Pode pa­recer um sa­cri­légio que a Rap­sódia em Blue, de Ge­orge Gershwin, seja en­tre­cor­tada por um «Mário, és o maior» num tri­buto me­re­cido, ainda que ex­tem­po­râneo, a Mário La­ginha.

Pode até ser in­com­pre­en­sível, para muitos, que a in­tensa in­ter­pre­tação do 3.º an­da­mento do Con­certo n.º 2 em Dó Menor op. 18, de Sergei Ra­cha­ma­ni­noff, por An­tónio Ro­sado, tenha pas­sado des­per­ce­bida a uns quantos en­tre­tidos com men­sa­gens de te­le­móvel…

E no en­tanto… no en­tanto a ver­dade é que mi­lhares e mi­lhares de pes­soas – tão jo­vens, na sua mai­oria, que nos fa­ziam sentir «kotas» ali en­ca­lhados por en­gano – se foram ren­dendo à mú­sica, be­beram da­quela água que jorra ines­go­tável da fonte da ver­da­deira mú­sica po­pular, sen­tiram o seu poder e a sua ge­ne­ro­si­dade, des­co­briram cada ritmo a co­cegar os pés para a dança, ba­teram palmas pelo puro prazer de tocar uma e outra mú­sica, ex­pri­miram sem pudor a ale­gria de ter o pri­vi­légio de as­sistir ao vivo ao mag­ní­fico dueto Mário La­ginha/​An­tónio Ro­sado, sau­daram como amigo de longa data o ma­estro Vi­to­rino D’Al­meida (também ele ins­pi­rado pela Car­va­lhesa para a sua Aber­tura Clás­sica, op. 87).

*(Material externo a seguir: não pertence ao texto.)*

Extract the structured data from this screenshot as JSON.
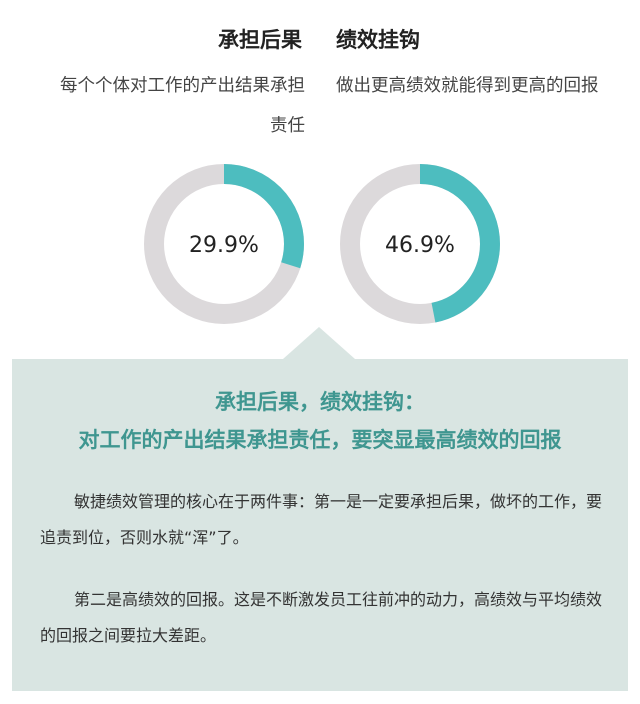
{
  "columns": [
    {
      "title": "承担后果",
      "description": "每个个体对工作的产出结果承担责任",
      "percent_label": "29.9%",
      "value": 29.9
    },
    {
      "title": "绩效挂钩",
      "description": "做出更高绩效就能得到更高的回报",
      "percent_label": "46.9%",
      "value": 46.9
    }
  ],
  "colors": {
    "accent": "#4dbdbf",
    "track": "#dcd9db",
    "panel": "#d9e5e2",
    "heading": "#3f9690"
  },
  "panel": {
    "heading_line1": "承担后果，绩效挂钩：",
    "heading_line2": "对工作的产出结果承担责任，要突显最高绩效的回报",
    "paragraph1": "敏捷绩效管理的核心在于两件事：第一是一定要承担后果，做坏的工作，要追责到位，否则水就“浑”了。",
    "paragraph2": "第二是高绩效的回报。这是不断激发员工往前冲的动力，高绩效与平均绩效的回报之间要拉大差距。"
  },
  "chart_data": [
    {
      "type": "pie",
      "title": "承担后果",
      "values": [
        29.9,
        70.1
      ],
      "labels": [
        "29.9%",
        ""
      ]
    },
    {
      "type": "pie",
      "title": "绩效挂钩",
      "values": [
        46.9,
        53.1
      ],
      "labels": [
        "46.9%",
        ""
      ]
    }
  ]
}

De­pois… De­pois foi o final com a Car­va­lhesa, ela pró­pria, a fazer bater mais forte os co­ra­ções e a tomar conta dos corpos numa dança vinda do fundo do tempo, dessas que fazem tremer a terra, como quem diz es­tamos aqui, be­bemos desta água e o fu­turo é nosso.